Whilst you do lose some of the focus in each plotline, it does allow for the film to build to an enthralling crescendo and whether the adaption could have been successfully if it was structured true to Mitchell’s novel is debatable.

However, in order to hold it all together they have given the actors multiple roles to play across the six stories, which suggests they did not trust the audience to piece together the connections of the whole grand plan without the same faces popping up in each saga, instead affectively bashing the viewer over the head with the reiteration of the point that everything and everyone is connected.

This means we are encouraged to ask questions about karma, existence and even reincarnation, but it also means there becomes awkwardness in this grandiose movie. In spreading the cast across all storylines, there are some laughable transformations – in terms of costumes, prosthetics, accents and even gender – which bring to the film a theatrical element, reminding us we are watching a production, destroying some of the illusion that cinema can conjure.

It doesn’t feel quite right to have beautifully-created landscapes, convincing and evocative acting, juxtaposed with ridiculous make-up department constructions in order to transfer each actor into a new world.

In the book, only the “Ghastly Ordeal of Timothy Cavendish” [Jim Broadbent] acts a farce, injecting humour to the powerful novel, but at too many moments within the film you are left laughing at some the ludicrous guises the actors turn up in. It just slightly taints the tone of the film.

Some of the casting though is spot on. Ben Whishaw, particularly in his role as rogue-turned-musical genius Robert Frobisher, is fantastic evoking heartfelt empathy in his vulnerable display, while Jim Sturgess has a beautiful serenity as both voyager Adam Ewing and futuristic rebel Hae-Joo Chang.

Halle Berry is impressive throughout, but possibly the show-stealer is Doona Bae as future fast-food fabricant worker, the mythical Somni-451. Perversely there are times where Tom Hanks criminally overacts and Hugh Grant sticks out like a sore thumb. Hugo Weaving is Hugo Weaving; cartoonlike and terrifying as always.

You can see why the Wachowskis were interested in this project, as there are similar philosophical quandaries and characters in The Matrix, but where David Mitchell connects his truly epic novel with grace and subtlety, the film has little subtlety and slightly overdoes it all departments.
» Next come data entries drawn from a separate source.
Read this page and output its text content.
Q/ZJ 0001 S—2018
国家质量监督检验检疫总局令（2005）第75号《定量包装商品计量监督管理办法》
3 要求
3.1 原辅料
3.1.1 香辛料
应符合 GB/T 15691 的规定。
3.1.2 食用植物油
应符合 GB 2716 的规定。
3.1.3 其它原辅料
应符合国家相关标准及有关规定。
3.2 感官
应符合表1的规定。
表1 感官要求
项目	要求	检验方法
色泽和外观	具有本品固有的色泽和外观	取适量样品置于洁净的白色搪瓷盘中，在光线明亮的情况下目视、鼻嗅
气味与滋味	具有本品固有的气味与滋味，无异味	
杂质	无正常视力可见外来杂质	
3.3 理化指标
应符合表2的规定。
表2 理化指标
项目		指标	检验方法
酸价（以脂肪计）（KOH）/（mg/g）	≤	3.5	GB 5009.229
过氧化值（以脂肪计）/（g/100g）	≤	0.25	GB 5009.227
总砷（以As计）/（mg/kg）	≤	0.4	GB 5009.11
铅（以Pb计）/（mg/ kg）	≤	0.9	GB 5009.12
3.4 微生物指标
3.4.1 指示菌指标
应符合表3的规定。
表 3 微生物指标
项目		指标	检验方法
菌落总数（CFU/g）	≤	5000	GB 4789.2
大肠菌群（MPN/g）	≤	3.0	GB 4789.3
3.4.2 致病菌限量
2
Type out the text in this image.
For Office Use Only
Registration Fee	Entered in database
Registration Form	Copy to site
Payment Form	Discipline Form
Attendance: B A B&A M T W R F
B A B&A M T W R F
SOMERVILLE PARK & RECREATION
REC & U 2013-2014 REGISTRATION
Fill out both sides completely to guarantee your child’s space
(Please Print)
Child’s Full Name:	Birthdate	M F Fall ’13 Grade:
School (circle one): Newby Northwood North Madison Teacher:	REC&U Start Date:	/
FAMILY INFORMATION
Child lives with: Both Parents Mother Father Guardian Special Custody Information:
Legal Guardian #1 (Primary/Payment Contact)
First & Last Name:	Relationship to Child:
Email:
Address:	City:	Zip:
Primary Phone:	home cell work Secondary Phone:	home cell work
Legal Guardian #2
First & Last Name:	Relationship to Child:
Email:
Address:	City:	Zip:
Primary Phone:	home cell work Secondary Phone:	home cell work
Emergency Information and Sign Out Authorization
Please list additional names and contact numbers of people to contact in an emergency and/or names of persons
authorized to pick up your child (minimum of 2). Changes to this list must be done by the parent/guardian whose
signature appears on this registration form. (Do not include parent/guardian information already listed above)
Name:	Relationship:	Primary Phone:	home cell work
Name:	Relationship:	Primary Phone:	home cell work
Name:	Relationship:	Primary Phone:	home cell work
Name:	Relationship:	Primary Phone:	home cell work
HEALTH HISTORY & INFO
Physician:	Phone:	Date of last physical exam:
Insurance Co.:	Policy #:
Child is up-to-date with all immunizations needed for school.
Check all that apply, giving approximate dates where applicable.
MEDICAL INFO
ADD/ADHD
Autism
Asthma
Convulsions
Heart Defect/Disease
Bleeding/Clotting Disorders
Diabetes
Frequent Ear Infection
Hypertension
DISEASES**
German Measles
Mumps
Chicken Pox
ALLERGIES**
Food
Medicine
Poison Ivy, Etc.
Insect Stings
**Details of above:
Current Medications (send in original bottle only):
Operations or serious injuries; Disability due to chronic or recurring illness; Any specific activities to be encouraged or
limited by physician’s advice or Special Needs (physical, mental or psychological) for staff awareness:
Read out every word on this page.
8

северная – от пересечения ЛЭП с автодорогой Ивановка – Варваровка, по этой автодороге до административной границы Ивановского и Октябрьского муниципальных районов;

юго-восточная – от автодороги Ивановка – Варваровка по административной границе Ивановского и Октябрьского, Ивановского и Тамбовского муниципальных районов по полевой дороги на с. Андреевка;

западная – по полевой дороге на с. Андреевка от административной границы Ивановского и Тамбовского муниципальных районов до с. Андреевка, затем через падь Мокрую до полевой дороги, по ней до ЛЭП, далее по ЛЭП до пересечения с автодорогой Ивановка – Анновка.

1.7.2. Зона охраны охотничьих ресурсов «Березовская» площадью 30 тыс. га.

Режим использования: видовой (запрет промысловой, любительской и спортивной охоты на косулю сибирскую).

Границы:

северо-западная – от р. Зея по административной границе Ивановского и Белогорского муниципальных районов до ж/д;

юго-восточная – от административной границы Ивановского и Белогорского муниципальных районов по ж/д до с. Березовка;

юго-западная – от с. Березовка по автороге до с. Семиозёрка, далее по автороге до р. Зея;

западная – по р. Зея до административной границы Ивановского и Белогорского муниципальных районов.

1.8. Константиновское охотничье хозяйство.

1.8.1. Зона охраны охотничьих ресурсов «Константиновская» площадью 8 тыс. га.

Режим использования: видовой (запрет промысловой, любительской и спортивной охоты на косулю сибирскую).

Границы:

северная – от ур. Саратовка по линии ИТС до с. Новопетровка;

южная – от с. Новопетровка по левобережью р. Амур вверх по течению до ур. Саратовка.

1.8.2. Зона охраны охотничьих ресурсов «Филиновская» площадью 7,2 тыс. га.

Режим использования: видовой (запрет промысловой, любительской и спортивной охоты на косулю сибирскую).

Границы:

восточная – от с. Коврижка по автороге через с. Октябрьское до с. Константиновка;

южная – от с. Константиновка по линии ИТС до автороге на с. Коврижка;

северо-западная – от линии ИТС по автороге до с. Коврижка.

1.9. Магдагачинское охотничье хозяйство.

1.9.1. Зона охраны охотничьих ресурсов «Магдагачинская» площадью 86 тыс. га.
Regardless, it is a hell of a ride and the themes should get viewers thinking like one of Halle Berry’s characters, journalist Luisa Ray, when she ponders, “Just trying to understand why we keep making the same mistakes over and over.”

Cloud Atlas focuses on the apparent intrinsic presence in humanity’s DNA of a need for more and greed, in opposition with a need to search for truth and justice and perpetually our choices govern which path we take.

Cloud Atlas (15)
Directed by Andy Wachowski, Lana Wachowski, Tom Tykwer
Starring: Tom Hanks, Halle Berry, Ben Whishaw, Jim Broadbent, Hugh Grant, Hugo Weaving, Jim Sturgess, Doona Bae, Keith David, James D’Arcy, Xun Zhou, David Gyasi, Susan Sarandon.
Running time: 172 minutes

Cloud Atlas is showing at the Hackney Picturehouse until mid-March and London-wide until throughout March.